Week 4 Infographic Exercise: A decade of US unemployment

So this week’s infographics MOOC exercise was another draft for an interactive infographic, this time on the unemployment rate per state in the US.  The assignment was based on another DataBlog post from The Guardian which showed a choropleth map of unemployment using data over the time of Obama’s presidency.

The biggest problem was that the data during that time looks nearly meaningless.  It’s noisy, it has a vague downward trend, but you see this *blip* at the start where everything is jumping upwards.  Those who remember the last five years’ worth of economic history better than I did will remember why – the insane crash all kicked in about half a year prior to Obama’s election.

So step one, I hunted down a wider data set via data.gov.  Using the last 8-10 years’ worth of data gave a much more interesting picture and set the context for what was actually going on in the last four.
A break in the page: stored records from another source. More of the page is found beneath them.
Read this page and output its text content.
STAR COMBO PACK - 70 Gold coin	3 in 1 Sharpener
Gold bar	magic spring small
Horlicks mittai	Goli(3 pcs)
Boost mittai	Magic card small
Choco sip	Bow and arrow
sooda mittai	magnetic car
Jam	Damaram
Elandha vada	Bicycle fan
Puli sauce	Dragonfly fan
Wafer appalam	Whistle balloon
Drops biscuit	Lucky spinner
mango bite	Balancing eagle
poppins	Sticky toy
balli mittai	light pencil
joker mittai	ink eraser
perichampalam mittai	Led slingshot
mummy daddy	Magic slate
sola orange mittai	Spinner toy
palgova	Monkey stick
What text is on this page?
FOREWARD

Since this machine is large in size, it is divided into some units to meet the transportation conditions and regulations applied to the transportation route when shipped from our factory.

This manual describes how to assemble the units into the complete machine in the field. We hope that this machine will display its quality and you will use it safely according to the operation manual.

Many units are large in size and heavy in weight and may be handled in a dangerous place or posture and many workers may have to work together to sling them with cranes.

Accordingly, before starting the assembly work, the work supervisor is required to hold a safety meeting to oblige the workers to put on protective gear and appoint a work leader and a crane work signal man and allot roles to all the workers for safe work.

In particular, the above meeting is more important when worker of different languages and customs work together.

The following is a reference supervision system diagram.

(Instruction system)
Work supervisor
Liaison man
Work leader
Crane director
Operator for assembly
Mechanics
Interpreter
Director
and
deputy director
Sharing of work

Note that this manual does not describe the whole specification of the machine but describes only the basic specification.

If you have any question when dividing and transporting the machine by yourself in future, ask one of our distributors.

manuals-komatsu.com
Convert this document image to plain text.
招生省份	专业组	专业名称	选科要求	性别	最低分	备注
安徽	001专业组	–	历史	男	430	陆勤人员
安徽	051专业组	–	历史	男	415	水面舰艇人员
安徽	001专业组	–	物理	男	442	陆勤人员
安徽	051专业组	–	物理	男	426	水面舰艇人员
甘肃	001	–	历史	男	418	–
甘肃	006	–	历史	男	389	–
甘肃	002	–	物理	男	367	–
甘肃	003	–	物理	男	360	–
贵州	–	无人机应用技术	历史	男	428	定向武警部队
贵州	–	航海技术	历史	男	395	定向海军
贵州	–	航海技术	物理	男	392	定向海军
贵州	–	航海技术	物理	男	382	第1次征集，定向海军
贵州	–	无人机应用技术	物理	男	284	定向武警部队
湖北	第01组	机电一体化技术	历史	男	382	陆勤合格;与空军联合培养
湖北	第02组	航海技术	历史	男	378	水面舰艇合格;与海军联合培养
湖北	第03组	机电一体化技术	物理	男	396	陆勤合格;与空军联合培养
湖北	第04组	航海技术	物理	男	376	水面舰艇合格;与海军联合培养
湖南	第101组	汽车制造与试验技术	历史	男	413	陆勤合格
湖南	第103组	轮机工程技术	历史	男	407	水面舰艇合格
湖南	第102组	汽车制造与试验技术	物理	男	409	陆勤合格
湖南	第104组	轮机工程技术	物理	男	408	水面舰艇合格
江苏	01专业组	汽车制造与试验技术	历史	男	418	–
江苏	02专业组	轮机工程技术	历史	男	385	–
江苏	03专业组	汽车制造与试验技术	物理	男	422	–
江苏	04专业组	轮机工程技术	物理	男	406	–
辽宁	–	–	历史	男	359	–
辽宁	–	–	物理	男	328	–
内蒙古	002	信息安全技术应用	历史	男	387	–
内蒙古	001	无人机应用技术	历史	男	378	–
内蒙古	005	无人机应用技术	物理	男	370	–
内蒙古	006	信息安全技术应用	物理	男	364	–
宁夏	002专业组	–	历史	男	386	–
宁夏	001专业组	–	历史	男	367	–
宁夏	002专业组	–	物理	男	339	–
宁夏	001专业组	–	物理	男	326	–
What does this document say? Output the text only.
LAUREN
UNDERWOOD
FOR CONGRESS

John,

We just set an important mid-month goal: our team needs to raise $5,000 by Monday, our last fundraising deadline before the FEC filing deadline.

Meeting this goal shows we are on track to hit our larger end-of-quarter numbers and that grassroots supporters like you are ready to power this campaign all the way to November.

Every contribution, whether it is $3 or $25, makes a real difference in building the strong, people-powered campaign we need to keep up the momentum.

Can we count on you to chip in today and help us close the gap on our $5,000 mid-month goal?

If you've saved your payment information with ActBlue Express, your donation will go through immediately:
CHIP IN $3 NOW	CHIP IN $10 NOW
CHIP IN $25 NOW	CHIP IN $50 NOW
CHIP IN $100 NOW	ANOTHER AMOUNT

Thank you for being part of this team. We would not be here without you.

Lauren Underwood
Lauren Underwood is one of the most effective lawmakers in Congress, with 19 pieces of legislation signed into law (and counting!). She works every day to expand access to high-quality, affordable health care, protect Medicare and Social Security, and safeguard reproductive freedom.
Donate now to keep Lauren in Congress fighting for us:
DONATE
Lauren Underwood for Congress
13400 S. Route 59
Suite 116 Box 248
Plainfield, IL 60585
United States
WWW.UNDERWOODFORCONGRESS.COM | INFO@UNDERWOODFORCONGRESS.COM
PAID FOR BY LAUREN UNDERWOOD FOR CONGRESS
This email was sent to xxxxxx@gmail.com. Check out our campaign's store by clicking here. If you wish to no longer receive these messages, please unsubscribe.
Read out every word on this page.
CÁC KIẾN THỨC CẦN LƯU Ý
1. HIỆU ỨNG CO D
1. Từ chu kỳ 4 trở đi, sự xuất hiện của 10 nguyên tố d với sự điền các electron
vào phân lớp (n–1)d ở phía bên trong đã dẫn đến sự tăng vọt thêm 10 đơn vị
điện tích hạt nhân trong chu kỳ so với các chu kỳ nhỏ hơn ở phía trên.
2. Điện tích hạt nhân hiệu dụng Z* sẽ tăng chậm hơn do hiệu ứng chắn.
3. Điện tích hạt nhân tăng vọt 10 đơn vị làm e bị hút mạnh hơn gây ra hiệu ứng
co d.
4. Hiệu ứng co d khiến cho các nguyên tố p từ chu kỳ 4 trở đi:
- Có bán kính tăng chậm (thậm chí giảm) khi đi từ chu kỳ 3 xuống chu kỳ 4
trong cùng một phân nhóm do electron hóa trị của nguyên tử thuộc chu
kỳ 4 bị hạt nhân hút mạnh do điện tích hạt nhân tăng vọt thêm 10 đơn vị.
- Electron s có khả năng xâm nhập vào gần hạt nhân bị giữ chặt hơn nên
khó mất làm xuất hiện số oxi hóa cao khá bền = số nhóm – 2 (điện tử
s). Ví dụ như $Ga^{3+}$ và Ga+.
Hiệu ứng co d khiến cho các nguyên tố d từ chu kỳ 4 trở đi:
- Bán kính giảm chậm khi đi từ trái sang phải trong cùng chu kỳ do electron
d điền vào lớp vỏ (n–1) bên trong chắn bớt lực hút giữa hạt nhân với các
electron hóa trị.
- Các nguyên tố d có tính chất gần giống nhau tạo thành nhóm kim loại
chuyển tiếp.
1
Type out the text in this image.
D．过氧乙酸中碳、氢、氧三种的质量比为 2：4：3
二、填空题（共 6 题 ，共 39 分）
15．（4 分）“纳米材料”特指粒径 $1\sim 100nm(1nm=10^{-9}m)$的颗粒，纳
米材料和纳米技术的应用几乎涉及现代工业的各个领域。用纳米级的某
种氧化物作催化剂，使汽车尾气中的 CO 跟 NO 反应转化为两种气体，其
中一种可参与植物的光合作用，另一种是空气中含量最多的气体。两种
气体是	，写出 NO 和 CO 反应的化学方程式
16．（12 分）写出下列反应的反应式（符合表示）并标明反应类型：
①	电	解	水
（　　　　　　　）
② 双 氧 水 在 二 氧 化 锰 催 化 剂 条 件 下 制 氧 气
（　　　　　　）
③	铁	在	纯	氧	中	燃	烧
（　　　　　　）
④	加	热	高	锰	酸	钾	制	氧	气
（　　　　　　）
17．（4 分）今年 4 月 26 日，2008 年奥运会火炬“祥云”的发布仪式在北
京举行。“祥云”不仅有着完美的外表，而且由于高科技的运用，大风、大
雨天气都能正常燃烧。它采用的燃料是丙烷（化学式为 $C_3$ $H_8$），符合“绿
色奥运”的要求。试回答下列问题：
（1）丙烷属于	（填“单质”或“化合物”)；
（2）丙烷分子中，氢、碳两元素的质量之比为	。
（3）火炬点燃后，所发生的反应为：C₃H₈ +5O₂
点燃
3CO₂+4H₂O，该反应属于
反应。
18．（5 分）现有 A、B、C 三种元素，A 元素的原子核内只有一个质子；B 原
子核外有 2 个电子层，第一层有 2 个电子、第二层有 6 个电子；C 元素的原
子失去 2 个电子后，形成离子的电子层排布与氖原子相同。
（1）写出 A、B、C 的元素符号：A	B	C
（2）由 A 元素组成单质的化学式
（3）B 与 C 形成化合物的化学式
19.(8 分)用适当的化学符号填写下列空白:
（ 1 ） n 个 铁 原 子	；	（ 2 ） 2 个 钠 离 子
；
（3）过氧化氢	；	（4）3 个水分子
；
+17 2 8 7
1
Step two this week for me was playing with making the data work in Tableau Public.  I had spotted this tool a few weeks ago, and didn’t try it last week as it does have a bit of a learning curve and I really wanted to practice something in Illustrator.  But this time I decided, what the heck, if making something actually interactive isn’t that much more work than graphing and drawing it up in Illustrator, why not?

The end result was very close to what I wanted – my ideal needs just a couple more features (pop-up or overlay annotations on a line graph, a customized timeline control on the line graph) which may or may not ever show up in Tableau, so I guess I still have some motivation to learn a decent chart library in Processing.

You can see the published interactive at Tableau, but the line graph isn’t working, which is kind of lame since it was made using a technique they demonstrate in their own tutorial.  Hopefully that gets fixed, but in the meantime I just screencasted from the desktop version for the assignment hand-in.